Today was the first day back to work after the long Labor Day weekend: the official End of Summer- boo hoo! It was dark, dreary and rainy when I woke up, but I looked forward to getting started this morning because not only was my run just an easy 2 miles (with some sprinting and weights for good measure) but I had plans, BIG plans, for my post-workout breakfast: Sweet Potato Ice-Cream!

Yesterday, with the oven preheated to 400 degrees F for a side of Oven Roasted Marrow Sticks with lunch, in went a few small sweet potatoes. Each of the sweet potatoes below is about 1 cup, which in my world is 2 servings of a high-starch veg. I used to wrap the potatoes in aluminum foil for baking because that's what my grandmother always did- and she was a food genius- but recently started feeling guilty about using all that foil, so I've been simply placing them directly on the top rack. They are still very sweet and delicious, but I do sometimes miss the moist skin and caramelized juices that accumulate inside the foil wrapper.
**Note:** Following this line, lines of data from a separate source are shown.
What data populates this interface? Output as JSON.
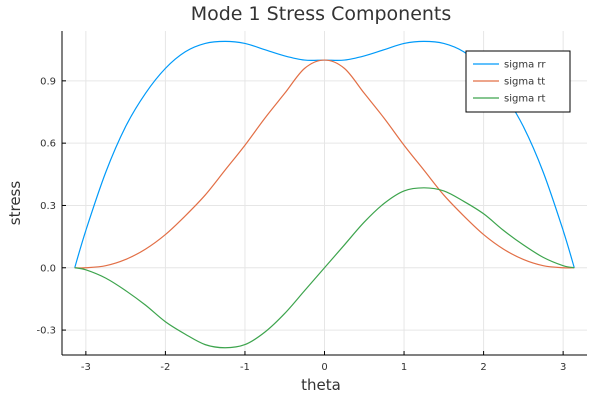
{
  "chart_data": {
    "type": "line",
    "title": "Mode 1 Stress Components",
    "xlabel": "theta",
    "ylabel": "stress",
    "xlim": [
      -3.3,
      3.3
    ],
    "ylim": [
      -0.42,
      1.14
    ],
    "xticks": [
      -3,
      -2,
      -1,
      0,
      1,
      2,
      3
    ],
    "xtick_labels": [
      "-3",
      "-2",
      "-1",
      "0",
      "1",
      "2",
      "3"
    ],
    "yticks": [
      -0.3,
      0.0,
      0.3,
      0.6,
      0.9
    ],
    "ytick_labels": [
      "-0.3",
      "0.0",
      "0.3",
      "0.6",
      "0.9"
    ],
    "grid": true,
    "legend_position": "top-right",
    "x": [
      -3.14,
      -3.0,
      -2.75,
      -2.5,
      -2.25,
      -2.0,
      -1.75,
      -1.5,
      -1.25,
      -1.0,
      -0.75,
      -0.5,
      -0.25,
      0.0,
      0.25,
      0.5,
      0.75,
      1.0,
      1.25,
      1.5,
      1.75,
      2.0,
      2.25,
      2.5,
      2.75,
      3.0,
      3.14
    ],
    "series": [
      {
        "name": "sigma rr",
        "color": "#009af9",
        "values": [
          0.0,
          0.18,
          0.46,
          0.68,
          0.84,
          0.96,
          1.04,
          1.08,
          1.09,
          1.08,
          1.05,
          1.02,
          1.0,
          1.0,
          1.0,
          1.02,
          1.05,
          1.08,
          1.09,
          1.08,
          1.04,
          0.96,
          0.84,
          0.68,
          0.46,
          0.18,
          0.0
        ]
      },
      {
        "name": "sigma tt",
        "color": "#e26f46",
        "values": [
          0.0,
          0.0,
          0.01,
          0.04,
          0.09,
          0.16,
          0.25,
          0.35,
          0.47,
          0.59,
          0.72,
          0.84,
          0.96,
          1.0,
          0.96,
          0.84,
          0.72,
          0.59,
          0.47,
          0.35,
          0.25,
          0.16,
          0.09,
          0.04,
          0.01,
          0.0,
          0.0
        ]
      },
      {
        "name": "sigma rt",
        "color": "#3da44d",
        "values": [
          0.0,
          -0.01,
          -0.05,
          -0.11,
          -0.18,
          -0.26,
          -0.32,
          -0.37,
          -0.385,
          -0.37,
          -0.31,
          -0.22,
          -0.11,
          0.0,
          0.11,
          0.22,
          0.31,
          0.37,
          0.385,
          0.37,
          0.32,
          0.26,
          0.18,
          0.11,
          0.05,
          0.01,
          0.0
        ]
      }
    ]
  }
}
Once cooled, I cut 1 potato into several pieces and wrapped it in parchment paper, being sure the pieces didn't touch one another, then put it in the freezer. How cool is the multi-colored flesh of this potato? I've never seen that before! All night I thought about the best way to make it into sweet potato ice-cream. Did I want to spice it up or add sweetness, or did I want authentic sweet potato flavor? I absolutely adore sweet potatoes. They really are perfect all on their own, so I decided there's no need to mess with that, but just wanted to adapt it into something new. Here's what I came up with:





SWEET POTATO ICE-CREAM:
1 small baked organic sweet potato, cut into 5 or 6 pieces and frozen
4-5 oz full fat Coconut Milk
1 scoop plain or vanilla protein powder
2 TB organic ground flax seed
1 T vanilla extract
1/4 T cinnamon
5 or 6 ice cubes, made from filtered water



Place the ingredients in the Vitamix. Turn on, to 10 quickly, then to high and push the frozen potato and ice cubes into the blades with the tamper. The machine will work really hard, blending through the dense potato, but after a minute or so it will blend freely and 4 mounds will form. Turn the machine off and you have protein packed ice-cream with all the health benefits from the beta-carotene, phytonutrients, vitamin A, vitamin C, manganese, fiber and more found in the scrumptious sweet potato. The ice-cream is super rich and creamy with an earthy flavor. The cinnamon isn't prevalent here, but adds to the depth of flavor. If you'd prefer to make this more along the lines of Sweet Potato Pie Ice-Cream, I'm sure more cinnamon, and some honey or brown sugar would do the trick.



This entire batch is 1 serving even though it contains 2 serving of sweet potato because my breakfast meal is 2 servings carb (the potato), 2 servings protein (the protein powder with 16 grams of protein per scoop). The GI of sweet potato gets pretty high once baked, so it's best to eat it with some fat, like the coconut milk in this recipe, to slow the conversion to glucose. The fat will also aid in the absorption of the beat-carotene. I recently tried a baked potato drenched in tahini with some Himalayan pink salt sprinkled over it- so awesome! And I don't really like tahini (too bitter) or add salt to my food, but it turned out to be a decadent combination, and it's good to switch up your fats. To keep the GI low, try boiling or steaming them instead. What's your favorite way to cook sweet potatoes? Do you dress them up or just take them as they are?